Cavium Moves To Wi-Fi-Based Video Processing With Purevu Family

Cavium Inc. has used the flexibility of its multicore processor architecture to expand from security and networking applications to a wide variety of specialized markets.  At the Computex show in Taiwan, Cavium is launching a brand-new video processor family, PureVu, based on an emerging Wi-Fi display standard called WFD.  The new CNW66xx family also supports Cavium’s own WiVu protocol.

Cavium first entered 1080p video processor markets with the CNW5xxx processor.  The new PureVu processor features a video engine capable of decoding up to 1920x1080p30/i60, to meet such standards as MPEG2, MPEG4, and H.260.  The SoC chip that includes the video engine also integrates an ARM core, an audio DSP with dedicated DMA engine, a display processor with multi-layer alpha compositor, and a video post-processor with a 3D motion adaptive de-interlacer.

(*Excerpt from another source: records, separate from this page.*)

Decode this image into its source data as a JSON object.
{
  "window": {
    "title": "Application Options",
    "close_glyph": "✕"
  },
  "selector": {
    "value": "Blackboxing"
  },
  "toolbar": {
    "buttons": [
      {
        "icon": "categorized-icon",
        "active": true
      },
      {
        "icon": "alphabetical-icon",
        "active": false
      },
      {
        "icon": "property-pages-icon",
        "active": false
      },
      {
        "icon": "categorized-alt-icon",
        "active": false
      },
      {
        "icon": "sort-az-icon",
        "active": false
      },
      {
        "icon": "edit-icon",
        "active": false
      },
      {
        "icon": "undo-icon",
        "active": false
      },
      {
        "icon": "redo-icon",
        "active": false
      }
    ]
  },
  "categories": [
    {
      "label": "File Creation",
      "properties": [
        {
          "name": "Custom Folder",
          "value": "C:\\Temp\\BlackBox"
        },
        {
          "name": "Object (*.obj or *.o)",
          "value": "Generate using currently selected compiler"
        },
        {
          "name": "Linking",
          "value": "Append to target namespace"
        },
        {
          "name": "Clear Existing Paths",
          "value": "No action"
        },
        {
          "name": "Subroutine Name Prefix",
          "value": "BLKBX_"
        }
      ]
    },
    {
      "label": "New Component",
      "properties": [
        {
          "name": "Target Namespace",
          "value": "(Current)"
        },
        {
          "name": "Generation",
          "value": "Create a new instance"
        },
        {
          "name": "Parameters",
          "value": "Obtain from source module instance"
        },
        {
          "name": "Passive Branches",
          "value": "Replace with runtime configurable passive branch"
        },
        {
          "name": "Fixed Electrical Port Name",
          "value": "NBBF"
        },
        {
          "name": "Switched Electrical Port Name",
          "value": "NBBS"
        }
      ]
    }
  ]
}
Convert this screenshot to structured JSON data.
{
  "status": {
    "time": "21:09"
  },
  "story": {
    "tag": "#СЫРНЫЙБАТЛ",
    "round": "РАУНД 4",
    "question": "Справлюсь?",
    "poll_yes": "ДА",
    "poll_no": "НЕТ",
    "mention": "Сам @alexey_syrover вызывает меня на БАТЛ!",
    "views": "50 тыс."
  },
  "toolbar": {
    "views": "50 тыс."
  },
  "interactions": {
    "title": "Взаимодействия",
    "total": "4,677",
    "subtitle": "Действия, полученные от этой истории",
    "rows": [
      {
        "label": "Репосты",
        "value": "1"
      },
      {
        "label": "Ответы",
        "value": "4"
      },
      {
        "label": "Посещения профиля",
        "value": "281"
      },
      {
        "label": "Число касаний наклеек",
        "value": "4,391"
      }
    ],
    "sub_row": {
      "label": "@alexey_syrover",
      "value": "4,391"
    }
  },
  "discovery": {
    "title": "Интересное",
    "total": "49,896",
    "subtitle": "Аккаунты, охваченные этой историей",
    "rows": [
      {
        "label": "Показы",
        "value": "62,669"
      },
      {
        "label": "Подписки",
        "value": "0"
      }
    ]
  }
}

The interfaces on the chip include four independent video DACs, an HDMI 1.3 transmitter, a 10/100 Ethernet MAC, USB 2.0, and such high-speed serial interfaces as UART, SPI, and I2C.  The processors, distinguished by different memory, performance, and package options, include features proprietary to Cavium such as Super Low Latency and a smart Quality of Service rate adaptation technology.

Cavium also announced at Computex that ZyXEL will be using the Octeon processor from Cavium for a range of security gateways and Unified Threat Management appliances.  Cavium also will work with Caswell Inc. to develop blade servers for cloud computing that will integrate up to 1000 Octeon processors in scalable rack-mounted arrays.